Constructing a composite catalyst containing amorphous nickel hydroxide/crystalline lanthanum carbonate hydroxide for urea electrolysis

Abstract

The urea oxidation reaction (UOR) is considered a promising alternative to the anodic slow kinetics oxygen evolution reaction (OER) in water electrolysis due to its lower theoretical potential (0.37 V) compared to OER (1.23 V). To design an efficient catalyst for UOR coupled water electrolysis, in this work, a novel amorphous nickel hydroxide/lanthanum carbonate hydroxide composite catalyst (Ni(OH) 2 /La 2 (CO 3 ) 2 (OH) 2 ) with unique cactus-like morphology was grown on nickel foam (NF) by a one-step hydrothermal strategy.

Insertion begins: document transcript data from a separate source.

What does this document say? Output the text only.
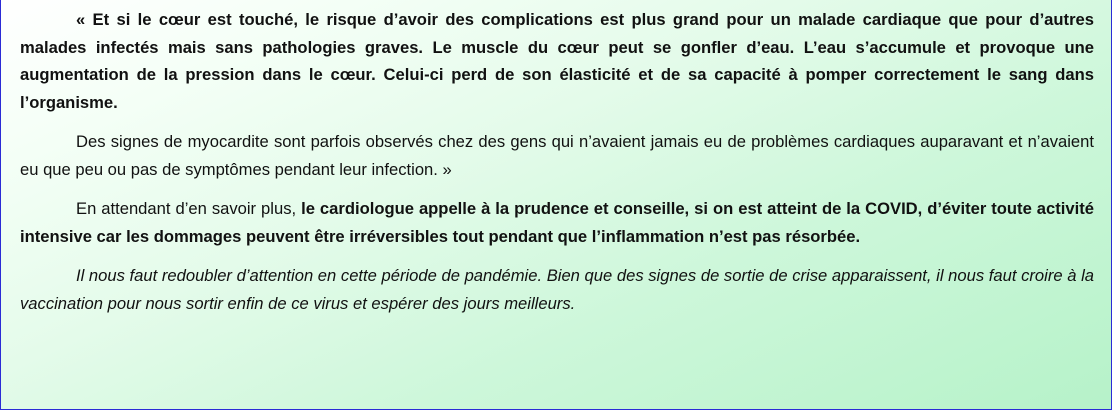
« Et si le cœur est touché, le risque d’avoir des complications est plus grand pour un malade cardiaque que pour d’autres malades infectés mais sans pathologies graves. Le muscle du cœur peut se gonfler d’eau. L’eau s’accumule et provoque une augmentation de la pression dans le cœur. Celui-ci perd de son élasticité et de sa capacité à pomper correctement le sang dans l’organisme.

Des signes de myocardite sont parfois observés chez des gens qui n’avaient jamais eu de problèmes cardiaques auparavant et n’avaient eu que peu ou pas de symptômes pendant leur infection. »

En attendant d’en savoir plus, le cardiologue appelle à la prudence et conseille, si on est atteint de la COVID, d’éviter toute activité intensive car les dommages peuvent être irréversibles tout pendant que l’inflammation n’est pas résorbée.

Il nous faut redoubler d’attention en cette période de pandémie. Bien que des signes de sortie de crise apparaissent, il nous faut croire à la vaccination pour nous sortir enfin de ce virus et espérer des jours meilleurs.
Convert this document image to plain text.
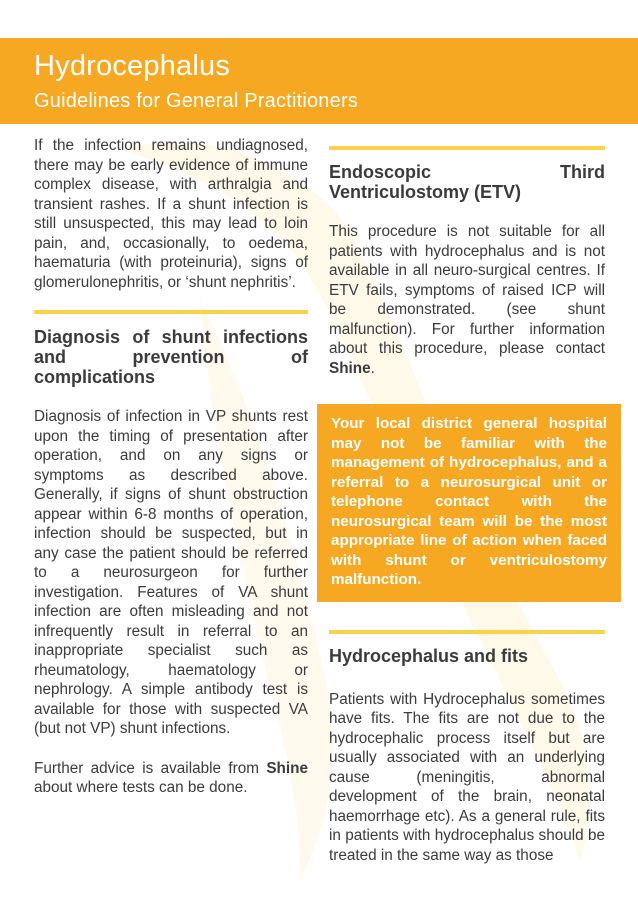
Hydrocephalus
Guidelines for General Practitioners

If the infection remains undiagnosed, there may be early evidence of immune complex disease, with arthralgia and transient rashes. If a shunt infection is still unsuspected, this may lead to loin pain, and, occasionally, to oedema, haematuria (with proteinuria), signs of glomerulonephritis, or ‘shunt nephritis’.

Diagnosis of shunt infections and prevention of complications

Diagnosis of infection in VP shunts rest upon the timing of presentation after operation, and on any signs or symptoms as described above. Generally, if signs of shunt obstruction appear within 6-8 months of operation, infection should be suspected, but in any case the patient should be referred to a neurosurgeon for further investigation. Features of VA shunt infection are often misleading and not infrequently result in referral to an inappropriate specialist such as rheumatology, haematology or nephrology. A simple antibody test is available for those with suspected VA (but not VP) shunt infections.

Further advice is available from Shine about where tests can be done.

Endoscopic Third Ventriculostomy (ETV)

This procedure is not suitable for all patients with hydrocephalus and is not available in all neuro-surgical centres. If ETV fails, symptoms of raised ICP will be demonstrated. (see shunt malfunction). For further information about this procedure, please contact Shine.

Your local district general hospital may not be familiar with the management of hydrocephalus, and a referral to a neurosurgical unit or telephone contact with the neurosurgical team will be the most appropriate line of action when faced with shunt or ventriculostomy malfunction.
Hydrocephalus and fits

Patients with Hydrocephalus sometimes have fits. The fits are not due to the hydrocephalic process itself but are usually associated with an underlying cause (meningitis, abnormal development of the brain, neonatal haemorrhage etc). As a general rule, fits in patients with hydrocephalus should be treated in the same way as those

The Ni(OH) 2 /La 2 (CO 3 ) 2 (OH) 2 /NF exhibits a unique cactus-like morphology with 3D hierarchical heterostructures, which could expose more active sites and generate a large number of oxygen vacancies. The electron transfers from Ni to La and the synergistic effect of amorphous/crystalline interface regulate the surface chemical environment of the catalyst, resulting inimproving the electrocatalytic performance in anodic UOR and cathodic hydrogen production. Therefore, the assembled two-electrode system for urea-assisted water electrolysis only required a cell voltage of 1.42 V to achieve a current density of 10 mA cm -2 , which is significantly superior to overall water electrolysis. This work provides a new idea for exploring metal carbonate hydroxides with high activity and stable electrocatalysts for water splitting and other organic electro-oxidation.